Hmm...ist das jetzt die Lösung !?

Die Bemühungen von Minister Heil in allen Ehren, aber die Frage muss erlaubt sein, wie er nach zig Jahren harter Arbeit mit 1.000 EUR über die Runden kommen würde. Gibt es da auch einen Selbstversuch ? Und wie fühlt sich das an? Vielleicht erklärt das ein Stück den Niedergang unserer SPD auf 12 % nach Umfragen. Die eigentliche Problematik, die fortbestehende soziale Ungleichheit wird nicht an ihren Wurzeln beseitigt, Es wird versucht mit Pflasterpolitik Proteste kleiner zu halten, damit ansonsten alles weitgehend so weiterlaufen kann wie bisher. Diese SPD/Alt beantwortet nicht einmal die großen Fragen der Gegenwart und schon gar nicht die der Zukunft !!!

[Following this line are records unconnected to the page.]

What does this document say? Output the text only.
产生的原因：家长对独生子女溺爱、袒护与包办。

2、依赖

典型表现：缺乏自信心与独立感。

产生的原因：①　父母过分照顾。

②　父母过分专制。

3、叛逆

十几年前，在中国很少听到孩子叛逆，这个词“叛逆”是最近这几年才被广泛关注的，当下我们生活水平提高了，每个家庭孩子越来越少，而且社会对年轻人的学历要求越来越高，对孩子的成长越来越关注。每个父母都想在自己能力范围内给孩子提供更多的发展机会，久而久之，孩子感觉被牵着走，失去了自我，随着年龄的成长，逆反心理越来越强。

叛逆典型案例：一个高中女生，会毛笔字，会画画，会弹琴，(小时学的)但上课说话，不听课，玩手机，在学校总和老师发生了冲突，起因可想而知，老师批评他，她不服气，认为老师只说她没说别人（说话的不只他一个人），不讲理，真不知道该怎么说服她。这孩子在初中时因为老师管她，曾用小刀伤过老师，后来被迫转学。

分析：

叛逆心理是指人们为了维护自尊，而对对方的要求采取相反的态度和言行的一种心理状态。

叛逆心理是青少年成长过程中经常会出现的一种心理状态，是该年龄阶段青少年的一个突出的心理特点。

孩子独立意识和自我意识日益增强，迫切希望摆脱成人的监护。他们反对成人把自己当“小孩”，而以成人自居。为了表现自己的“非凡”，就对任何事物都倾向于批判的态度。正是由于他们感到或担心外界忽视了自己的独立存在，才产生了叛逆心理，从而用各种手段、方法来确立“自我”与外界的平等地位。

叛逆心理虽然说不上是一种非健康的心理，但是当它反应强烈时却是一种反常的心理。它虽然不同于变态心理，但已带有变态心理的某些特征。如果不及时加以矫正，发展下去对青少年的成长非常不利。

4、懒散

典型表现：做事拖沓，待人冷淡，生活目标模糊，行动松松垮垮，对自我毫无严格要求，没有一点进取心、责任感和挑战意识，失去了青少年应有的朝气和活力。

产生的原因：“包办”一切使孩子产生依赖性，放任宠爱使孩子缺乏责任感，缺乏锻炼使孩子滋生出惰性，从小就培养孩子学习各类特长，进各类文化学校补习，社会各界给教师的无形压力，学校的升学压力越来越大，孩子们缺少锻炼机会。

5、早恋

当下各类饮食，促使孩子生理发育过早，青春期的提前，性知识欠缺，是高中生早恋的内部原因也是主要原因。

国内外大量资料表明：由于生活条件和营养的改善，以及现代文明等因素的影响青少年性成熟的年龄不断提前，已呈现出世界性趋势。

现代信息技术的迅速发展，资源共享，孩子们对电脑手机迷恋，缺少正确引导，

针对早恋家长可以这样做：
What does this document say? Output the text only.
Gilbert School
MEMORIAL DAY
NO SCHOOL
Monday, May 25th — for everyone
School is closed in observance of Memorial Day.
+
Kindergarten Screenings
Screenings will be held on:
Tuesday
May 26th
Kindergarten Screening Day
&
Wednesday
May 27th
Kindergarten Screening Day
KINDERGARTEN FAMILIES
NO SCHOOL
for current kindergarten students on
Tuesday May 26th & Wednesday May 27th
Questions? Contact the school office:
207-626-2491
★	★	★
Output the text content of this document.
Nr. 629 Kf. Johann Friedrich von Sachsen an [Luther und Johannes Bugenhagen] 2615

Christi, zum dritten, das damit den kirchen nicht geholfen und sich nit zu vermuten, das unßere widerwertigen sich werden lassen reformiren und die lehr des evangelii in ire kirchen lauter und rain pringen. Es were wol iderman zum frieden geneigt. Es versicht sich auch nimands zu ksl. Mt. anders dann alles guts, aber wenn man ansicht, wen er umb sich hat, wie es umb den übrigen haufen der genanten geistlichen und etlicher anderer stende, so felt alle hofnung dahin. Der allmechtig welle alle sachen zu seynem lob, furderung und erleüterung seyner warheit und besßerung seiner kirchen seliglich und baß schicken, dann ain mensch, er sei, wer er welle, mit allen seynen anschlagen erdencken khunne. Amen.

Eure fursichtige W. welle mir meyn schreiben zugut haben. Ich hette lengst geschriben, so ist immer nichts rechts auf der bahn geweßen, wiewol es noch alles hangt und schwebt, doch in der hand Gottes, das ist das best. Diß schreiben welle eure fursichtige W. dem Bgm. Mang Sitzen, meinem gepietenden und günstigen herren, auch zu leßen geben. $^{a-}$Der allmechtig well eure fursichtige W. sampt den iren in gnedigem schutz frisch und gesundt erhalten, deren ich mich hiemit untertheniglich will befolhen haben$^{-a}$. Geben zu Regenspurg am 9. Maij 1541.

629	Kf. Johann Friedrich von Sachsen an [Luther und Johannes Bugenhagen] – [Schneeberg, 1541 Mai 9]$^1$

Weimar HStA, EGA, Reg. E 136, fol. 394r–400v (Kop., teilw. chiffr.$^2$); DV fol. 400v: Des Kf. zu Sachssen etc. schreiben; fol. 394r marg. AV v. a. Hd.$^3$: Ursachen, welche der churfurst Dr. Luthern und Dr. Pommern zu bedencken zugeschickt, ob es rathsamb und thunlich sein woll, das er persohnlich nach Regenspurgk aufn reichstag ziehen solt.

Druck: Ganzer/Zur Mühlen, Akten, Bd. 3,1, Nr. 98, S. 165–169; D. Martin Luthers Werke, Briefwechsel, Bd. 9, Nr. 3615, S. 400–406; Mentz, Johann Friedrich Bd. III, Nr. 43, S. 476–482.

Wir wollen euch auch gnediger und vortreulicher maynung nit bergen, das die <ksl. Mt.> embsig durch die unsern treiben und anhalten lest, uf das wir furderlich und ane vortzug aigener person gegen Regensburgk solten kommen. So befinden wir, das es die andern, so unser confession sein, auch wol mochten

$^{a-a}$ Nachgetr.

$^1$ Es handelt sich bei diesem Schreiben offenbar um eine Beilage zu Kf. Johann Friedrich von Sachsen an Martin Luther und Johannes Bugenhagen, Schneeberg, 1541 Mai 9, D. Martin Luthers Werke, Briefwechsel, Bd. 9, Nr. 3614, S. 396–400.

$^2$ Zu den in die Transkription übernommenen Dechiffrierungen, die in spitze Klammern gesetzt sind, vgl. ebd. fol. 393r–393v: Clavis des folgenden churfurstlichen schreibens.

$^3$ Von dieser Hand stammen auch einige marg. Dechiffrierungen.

Entschlossen für Aufwertung und Entlastung

Hubertus Heil ist völlig authentisch. Er hat sich politisch entschieden, eine Grundrente ohne Bedürftigkeitsprüfung durchzusetzen und unterstreicht dies symbolisch damit, dass er in einer betroffenen Branche einen Tag verbringt. Er würde nicht mehr glaubwürdig wirken, wenn er dort eine ganze Woche verbracht hätte. Zu erwarten ist jedoch, dass sämtliche Mitglieder des Parteivorstandes mit- und nachziehen und sich entsprechenden Branchen aussetzen.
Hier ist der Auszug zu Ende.